Epilogue: A Final Cluck
A month later, on a day so gentle it could pass for a cushion, Ballykillduff held a small ceremony. Noreen presented Zog with the Order of the Feather, a medal shaped like a perfectly ridiculous plume. The Supreme Leader officiated (which is like threatening but with better diction). Mrs. Flaherty said a few words. Paddy attempted to rhyme Dalek with caramel and got away with it.
Henrietta delivered the keynote address, which was mostly clucking but had footnotes. The fox lurked at the edge of the crowd pretending he had always wanted to go vegan.
Zog accepted the medal. He considered the crowd, the Cups of Tea, the tasteful bunting, the hum of a village modestly proud of itself. He lifted his plunger, found his voice, and said:
“STATEMENT: THE CASE OF THE BIRD FLU IS… MOSTLY CLOSED. COROLLARY: I REMAIN… ZOG. ADDENDUM: BALLYKILLDUFF IS DESIGNATED… NON-EXTERMINABLE. JUSTIFICATION: CAKE. AND ALSO… LOVE.” He paused, let the word sit, felt it purr. “ACKNOWLEDGED.”
A cheer rose that made the crows forgive everything. Henrietta pecked the medal once for luck. The Supreme Leader, who had begun to enjoy this ridiculous planet against his better judgement, allowed himself the faintest, tiniest, scientifically undetectable smile.

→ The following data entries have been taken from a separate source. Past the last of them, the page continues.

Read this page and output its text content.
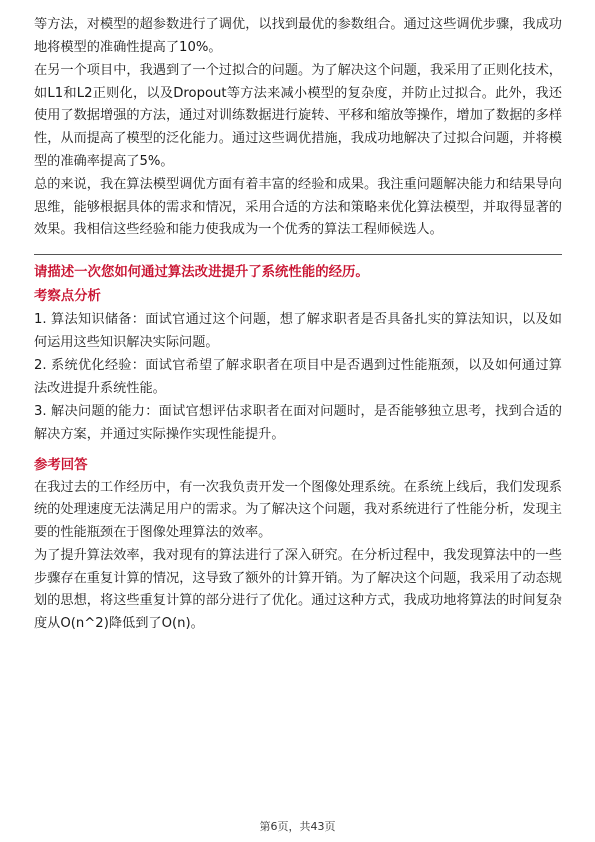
等方法，对模型的超参数进行了调优，以找到最优的参数组合。通过这些调优步骤，我成功地将模型的准确性提高了10%。

在另一个项目中，我遇到了一个过拟合的问题。为了解决这个问题，我采用了正则化技术，如L1和L2正则化，以及Dropout等方法来减小模型的复杂度，并防止过拟合。此外，我还使用了数据增强的方法，通过对训练数据进行旋转、平移和缩放等操作，增加了数据的多样性，从而提高了模型的泛化能力。通过这些调优措施，我成功地解决了过拟合问题，并将模型的准确率提高了5%。

总的来说，我在算法模型调优方面有着丰富的经验和成果。我注重问题解决能力和结果导向思维，能够根据具体的需求和情况，采用合适的方法和策略来优化算法模型，并取得显著的效果。我相信这些经验和能力使我成为一个优秀的算法工程师候选人。

请描述一次您如何通过算法改进提升了系统性能的经历。
考察点分析

1. 算法知识储备：面试官通过这个问题，想了解求职者是否具备扎实的算法知识，以及如何运用这些知识解决实际问题。

2. 系统优化经验：面试官希望了解求职者在项目中是否遇到过性能瓶颈，以及如何通过算法改进提升系统性能。

3. 解决问题的能力：面试官想评估求职者在面对问题时，是否能够独立思考，找到合适的解决方案，并通过实际操作实现性能提升。

参考回答

在我过去的工作经历中，有一次我负责开发一个图像处理系统。在系统上线后，我们发现系统的处理速度无法满足用户的需求。为了解决这个问题，我对系统进行了性能分析，发现主要的性能瓶颈在于图像处理算法的效率。

为了提升算法效率，我对现有的算法进行了深入研究。在分析过程中，我发现算法中的一些步骤存在重复计算的情况，这导致了额外的计算开销。为了解决这个问题，我采用了动态规划的思想，将这些重复计算的部分进行了优化。通过这种方式，我成功地将算法的时间复杂度从O(n^2)降低到了O(n)。

第6页，共43页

The hens went home to lay the future. Zog resumed patrol. The wind pushed clouds over the fields like sheep. Ballykillduff went back to its generous strangeness.
And somewhere beyond the hedgerow, under a marginally better moustache, a fox practiced saying good afternoon to a chicken without sounding like he meant good appetiser. Progress is a sort of miracle, after all.
The End (for now, unless we are having dessert).